CVE-2023-6398

Name of the Vulnerable Software and Affected Versions ZyXEL USG FLEX versions 4.50 through 5.37 Patch 1 ZyXEL USG FLEX 50(W)/USG20(W)-VPN versions 4.16 through 5.37 Patch 1 ZyXEL USG FLEX H versions 1.10 through 1.10 Patch 1 ZyXEL ATP series firmware versions 4.32 through 5.37 Patch 1 NWA50AX firmware versions through 6.29(ABYW.3) WAC500 firmware versions through 6.65(ABVS.1) WAX300H firmware versions through 6.60(ACHF.1) WBE660S firmware versions through 6.65(ACGG.1)

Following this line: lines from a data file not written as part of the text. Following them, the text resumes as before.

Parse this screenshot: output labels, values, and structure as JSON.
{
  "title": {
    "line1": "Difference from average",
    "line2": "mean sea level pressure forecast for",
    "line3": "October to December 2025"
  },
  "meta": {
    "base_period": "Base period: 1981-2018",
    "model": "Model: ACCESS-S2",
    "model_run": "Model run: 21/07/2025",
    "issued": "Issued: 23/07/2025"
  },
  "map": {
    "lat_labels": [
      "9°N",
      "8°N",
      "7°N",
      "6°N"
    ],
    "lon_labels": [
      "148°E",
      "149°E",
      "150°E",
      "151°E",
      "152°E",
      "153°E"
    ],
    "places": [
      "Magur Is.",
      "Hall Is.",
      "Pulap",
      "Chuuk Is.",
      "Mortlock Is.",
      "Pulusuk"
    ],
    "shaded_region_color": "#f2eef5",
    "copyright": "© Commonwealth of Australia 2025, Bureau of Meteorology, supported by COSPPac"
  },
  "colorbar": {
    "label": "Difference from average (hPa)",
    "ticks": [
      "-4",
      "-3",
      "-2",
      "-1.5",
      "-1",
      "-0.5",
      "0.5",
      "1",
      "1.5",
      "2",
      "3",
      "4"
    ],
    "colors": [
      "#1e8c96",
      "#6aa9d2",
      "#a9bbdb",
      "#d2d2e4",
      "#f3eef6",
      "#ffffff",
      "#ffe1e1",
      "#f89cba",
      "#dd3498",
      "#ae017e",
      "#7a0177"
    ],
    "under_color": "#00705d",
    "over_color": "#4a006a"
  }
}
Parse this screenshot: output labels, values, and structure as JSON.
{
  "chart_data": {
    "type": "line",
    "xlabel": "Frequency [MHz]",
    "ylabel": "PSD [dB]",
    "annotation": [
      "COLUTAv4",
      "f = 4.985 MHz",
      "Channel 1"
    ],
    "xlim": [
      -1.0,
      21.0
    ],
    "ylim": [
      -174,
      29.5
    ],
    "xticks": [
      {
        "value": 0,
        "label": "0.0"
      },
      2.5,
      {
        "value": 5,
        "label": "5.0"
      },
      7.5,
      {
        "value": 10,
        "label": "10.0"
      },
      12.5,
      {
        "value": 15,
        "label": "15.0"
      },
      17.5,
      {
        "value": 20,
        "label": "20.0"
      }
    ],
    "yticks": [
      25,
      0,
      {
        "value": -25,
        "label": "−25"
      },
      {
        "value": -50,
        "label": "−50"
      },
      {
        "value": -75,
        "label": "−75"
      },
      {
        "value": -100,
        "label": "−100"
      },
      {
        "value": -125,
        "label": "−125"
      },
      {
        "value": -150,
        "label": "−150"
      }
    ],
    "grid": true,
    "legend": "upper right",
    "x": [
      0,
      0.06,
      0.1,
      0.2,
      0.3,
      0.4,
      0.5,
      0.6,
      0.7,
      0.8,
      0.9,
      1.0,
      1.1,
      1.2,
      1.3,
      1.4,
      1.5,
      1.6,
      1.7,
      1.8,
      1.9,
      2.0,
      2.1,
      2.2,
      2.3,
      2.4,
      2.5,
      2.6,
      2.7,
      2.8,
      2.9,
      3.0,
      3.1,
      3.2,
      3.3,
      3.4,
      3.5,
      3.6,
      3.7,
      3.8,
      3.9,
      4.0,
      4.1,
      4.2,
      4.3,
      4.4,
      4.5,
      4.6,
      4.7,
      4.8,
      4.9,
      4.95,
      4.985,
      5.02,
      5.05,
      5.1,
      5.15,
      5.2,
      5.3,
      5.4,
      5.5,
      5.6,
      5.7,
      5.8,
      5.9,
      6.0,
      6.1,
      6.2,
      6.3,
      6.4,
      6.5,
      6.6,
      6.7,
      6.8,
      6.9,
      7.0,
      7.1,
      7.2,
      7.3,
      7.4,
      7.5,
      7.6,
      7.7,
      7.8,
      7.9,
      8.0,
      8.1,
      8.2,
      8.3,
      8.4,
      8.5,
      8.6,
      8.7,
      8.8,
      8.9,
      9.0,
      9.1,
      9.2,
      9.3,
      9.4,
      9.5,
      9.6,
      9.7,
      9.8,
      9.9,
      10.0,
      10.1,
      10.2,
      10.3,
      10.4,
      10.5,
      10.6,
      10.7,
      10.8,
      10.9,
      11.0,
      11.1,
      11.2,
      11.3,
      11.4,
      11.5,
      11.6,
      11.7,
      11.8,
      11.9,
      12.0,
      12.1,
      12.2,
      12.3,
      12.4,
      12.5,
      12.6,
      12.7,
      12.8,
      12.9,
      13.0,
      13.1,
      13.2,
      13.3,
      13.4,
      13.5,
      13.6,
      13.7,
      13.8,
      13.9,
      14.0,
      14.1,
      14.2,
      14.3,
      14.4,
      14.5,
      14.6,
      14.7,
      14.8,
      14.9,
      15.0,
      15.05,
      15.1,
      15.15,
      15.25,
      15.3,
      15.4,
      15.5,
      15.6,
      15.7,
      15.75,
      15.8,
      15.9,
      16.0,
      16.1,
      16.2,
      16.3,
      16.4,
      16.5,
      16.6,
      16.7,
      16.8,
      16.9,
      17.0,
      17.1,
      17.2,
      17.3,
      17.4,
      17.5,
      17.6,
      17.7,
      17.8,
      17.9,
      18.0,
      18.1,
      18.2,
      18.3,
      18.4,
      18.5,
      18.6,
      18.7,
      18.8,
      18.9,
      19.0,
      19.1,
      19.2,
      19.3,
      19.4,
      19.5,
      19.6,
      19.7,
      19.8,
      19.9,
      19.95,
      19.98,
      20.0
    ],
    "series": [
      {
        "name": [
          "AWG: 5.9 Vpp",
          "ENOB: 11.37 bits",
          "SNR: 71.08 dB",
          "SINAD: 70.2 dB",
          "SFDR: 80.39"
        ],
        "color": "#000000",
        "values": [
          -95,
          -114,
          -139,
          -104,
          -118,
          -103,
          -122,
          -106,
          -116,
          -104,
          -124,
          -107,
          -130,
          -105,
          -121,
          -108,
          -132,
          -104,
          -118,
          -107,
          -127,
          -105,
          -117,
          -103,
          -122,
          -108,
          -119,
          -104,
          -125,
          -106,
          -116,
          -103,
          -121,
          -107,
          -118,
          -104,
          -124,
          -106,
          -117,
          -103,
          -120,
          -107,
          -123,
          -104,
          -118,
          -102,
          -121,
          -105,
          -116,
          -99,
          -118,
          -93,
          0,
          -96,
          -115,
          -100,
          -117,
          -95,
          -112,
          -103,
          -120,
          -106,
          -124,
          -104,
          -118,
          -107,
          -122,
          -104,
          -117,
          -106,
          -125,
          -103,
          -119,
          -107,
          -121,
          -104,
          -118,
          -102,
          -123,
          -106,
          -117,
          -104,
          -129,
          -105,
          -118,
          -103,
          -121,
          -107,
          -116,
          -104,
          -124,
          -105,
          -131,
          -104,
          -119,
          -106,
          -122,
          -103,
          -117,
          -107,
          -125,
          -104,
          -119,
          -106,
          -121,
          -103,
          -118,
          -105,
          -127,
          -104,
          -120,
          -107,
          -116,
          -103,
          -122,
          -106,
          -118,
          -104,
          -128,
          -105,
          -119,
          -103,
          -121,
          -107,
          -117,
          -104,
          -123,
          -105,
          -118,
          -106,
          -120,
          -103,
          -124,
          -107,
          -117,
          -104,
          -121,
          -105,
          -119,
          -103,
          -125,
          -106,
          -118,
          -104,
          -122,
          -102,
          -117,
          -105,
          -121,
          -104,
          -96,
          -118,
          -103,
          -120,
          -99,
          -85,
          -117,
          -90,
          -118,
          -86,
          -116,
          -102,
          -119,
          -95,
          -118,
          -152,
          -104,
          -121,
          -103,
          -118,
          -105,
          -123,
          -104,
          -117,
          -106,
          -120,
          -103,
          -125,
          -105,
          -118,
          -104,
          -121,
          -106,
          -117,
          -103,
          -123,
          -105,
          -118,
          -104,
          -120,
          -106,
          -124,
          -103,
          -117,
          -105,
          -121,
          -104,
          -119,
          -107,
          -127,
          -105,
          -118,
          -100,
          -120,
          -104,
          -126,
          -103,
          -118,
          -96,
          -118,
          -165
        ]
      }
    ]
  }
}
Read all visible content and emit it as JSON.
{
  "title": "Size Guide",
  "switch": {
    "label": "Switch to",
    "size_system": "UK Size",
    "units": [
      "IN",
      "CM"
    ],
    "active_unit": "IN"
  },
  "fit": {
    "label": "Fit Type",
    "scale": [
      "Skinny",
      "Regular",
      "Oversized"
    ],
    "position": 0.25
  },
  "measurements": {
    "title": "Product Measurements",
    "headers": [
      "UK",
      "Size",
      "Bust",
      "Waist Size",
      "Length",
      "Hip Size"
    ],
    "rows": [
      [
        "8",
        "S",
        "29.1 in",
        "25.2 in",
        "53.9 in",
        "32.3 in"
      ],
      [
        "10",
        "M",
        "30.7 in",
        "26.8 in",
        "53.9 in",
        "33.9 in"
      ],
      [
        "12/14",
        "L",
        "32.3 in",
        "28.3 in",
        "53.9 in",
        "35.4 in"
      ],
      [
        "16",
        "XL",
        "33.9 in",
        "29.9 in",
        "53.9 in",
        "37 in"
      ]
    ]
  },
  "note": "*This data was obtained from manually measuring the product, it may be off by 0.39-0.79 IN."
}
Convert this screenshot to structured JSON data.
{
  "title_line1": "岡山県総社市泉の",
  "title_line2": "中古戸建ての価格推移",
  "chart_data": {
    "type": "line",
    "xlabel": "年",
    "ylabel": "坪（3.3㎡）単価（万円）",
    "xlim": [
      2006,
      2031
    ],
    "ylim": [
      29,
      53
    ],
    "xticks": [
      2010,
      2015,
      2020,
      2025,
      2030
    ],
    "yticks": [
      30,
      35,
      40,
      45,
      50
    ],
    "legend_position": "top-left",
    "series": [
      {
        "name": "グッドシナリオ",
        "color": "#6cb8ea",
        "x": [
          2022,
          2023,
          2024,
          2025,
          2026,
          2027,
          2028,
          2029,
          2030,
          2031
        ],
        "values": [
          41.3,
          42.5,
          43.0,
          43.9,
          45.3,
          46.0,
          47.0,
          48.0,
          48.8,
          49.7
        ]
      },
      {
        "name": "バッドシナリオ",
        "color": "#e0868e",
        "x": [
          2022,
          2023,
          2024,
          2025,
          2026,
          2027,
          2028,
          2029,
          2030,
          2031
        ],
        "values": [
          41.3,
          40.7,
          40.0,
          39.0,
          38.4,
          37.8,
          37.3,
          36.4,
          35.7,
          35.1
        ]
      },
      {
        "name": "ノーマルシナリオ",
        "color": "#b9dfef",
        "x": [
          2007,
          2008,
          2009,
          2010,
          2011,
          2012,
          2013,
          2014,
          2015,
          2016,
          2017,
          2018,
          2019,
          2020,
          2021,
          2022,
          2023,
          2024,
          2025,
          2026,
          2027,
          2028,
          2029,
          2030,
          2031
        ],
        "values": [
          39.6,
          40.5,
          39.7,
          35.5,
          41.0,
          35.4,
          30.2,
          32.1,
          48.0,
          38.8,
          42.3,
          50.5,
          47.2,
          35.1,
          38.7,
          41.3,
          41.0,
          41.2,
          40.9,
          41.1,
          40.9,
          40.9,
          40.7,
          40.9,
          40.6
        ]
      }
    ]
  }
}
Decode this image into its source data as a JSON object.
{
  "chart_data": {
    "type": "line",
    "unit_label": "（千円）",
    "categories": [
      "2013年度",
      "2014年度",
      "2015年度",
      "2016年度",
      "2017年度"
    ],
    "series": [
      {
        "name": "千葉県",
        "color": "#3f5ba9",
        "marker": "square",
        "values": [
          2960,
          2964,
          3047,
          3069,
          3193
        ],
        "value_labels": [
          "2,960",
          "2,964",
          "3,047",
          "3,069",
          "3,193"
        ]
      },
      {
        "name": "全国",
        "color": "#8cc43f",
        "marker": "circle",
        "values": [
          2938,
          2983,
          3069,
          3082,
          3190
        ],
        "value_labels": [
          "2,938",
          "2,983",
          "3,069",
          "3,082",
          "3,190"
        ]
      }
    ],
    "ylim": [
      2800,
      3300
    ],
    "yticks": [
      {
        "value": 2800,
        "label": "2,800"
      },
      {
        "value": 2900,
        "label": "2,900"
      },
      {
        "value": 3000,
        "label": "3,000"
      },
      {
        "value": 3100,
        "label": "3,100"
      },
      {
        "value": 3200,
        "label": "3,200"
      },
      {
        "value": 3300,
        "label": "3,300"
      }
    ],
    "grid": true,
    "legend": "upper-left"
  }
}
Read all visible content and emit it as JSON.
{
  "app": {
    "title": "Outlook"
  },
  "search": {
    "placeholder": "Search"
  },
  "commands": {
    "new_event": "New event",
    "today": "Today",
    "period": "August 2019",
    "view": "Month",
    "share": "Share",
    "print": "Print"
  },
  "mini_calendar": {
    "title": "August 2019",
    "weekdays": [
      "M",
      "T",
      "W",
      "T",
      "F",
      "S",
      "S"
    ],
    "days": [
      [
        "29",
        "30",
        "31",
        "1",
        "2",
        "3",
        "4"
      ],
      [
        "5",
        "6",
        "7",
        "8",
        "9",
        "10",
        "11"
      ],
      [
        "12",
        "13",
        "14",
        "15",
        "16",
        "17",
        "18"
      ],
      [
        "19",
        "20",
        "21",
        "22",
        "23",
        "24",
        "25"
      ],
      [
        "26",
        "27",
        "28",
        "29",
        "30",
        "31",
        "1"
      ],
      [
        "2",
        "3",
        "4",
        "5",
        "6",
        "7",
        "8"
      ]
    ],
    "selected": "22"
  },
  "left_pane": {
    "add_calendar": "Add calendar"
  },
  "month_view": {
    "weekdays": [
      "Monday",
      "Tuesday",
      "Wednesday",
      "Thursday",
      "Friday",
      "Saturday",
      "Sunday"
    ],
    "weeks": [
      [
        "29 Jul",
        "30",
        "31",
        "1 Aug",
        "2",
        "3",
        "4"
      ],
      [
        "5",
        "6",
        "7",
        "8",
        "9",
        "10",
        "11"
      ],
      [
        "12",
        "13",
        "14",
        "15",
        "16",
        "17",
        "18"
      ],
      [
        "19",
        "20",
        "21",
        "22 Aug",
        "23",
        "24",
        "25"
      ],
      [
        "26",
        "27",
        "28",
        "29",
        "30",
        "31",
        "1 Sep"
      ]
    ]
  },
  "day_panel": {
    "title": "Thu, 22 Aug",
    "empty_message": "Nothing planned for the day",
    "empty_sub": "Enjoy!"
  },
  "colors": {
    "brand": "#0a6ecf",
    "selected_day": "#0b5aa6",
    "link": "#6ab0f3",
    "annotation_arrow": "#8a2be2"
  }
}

Description The issue is related to a post-authentication command injection vulnerability in the file upload binary, allowing an authenticated attacker with administrator privileges to execute some operating system (OS) commands on an affected device via FTP. This can be achieved by exploiting the vulnerability in the file upload process, which does not properly neutralize special elements used in the command.

Recommendations For ZyXEL USG FLEX versions 4.50 through 5.37 Patch 1, update to a version later than 5.37 Patch 1. For ZyXEL USG FLEX 50(W)/USG20(W)-VPN versions 4.16 through 5.37 Patch 1, update to a version later than 5.37 Patch 1. For ZyXEL USG FLEX H versions 1.10 through 1.10 Patch 1, update to a version later than 1.10 Patch 1. For ZyXEL ATP series firmware versions 4.32 through 5.37 Patch 1, update to a version later than 5.37 Patch 1. For NWA50AX firmware versions through 6.29(ABYW.3), update to a version later than 6.29(ABYW.3). For WAC500 firmware versions through 6.65(ABVS.1), update to a version later than 6.65(ABVS.1). For WAX300H firmware versions through 6.60(ACHF.1), update to a version later than 6.60(ACHF.1). For WBE660S firmware versions through 6.65(ACGG.1), update to a version later than 6.65(ACGG.1). As a temporary workaround, consider restricting access to the FTP service until a patch is available.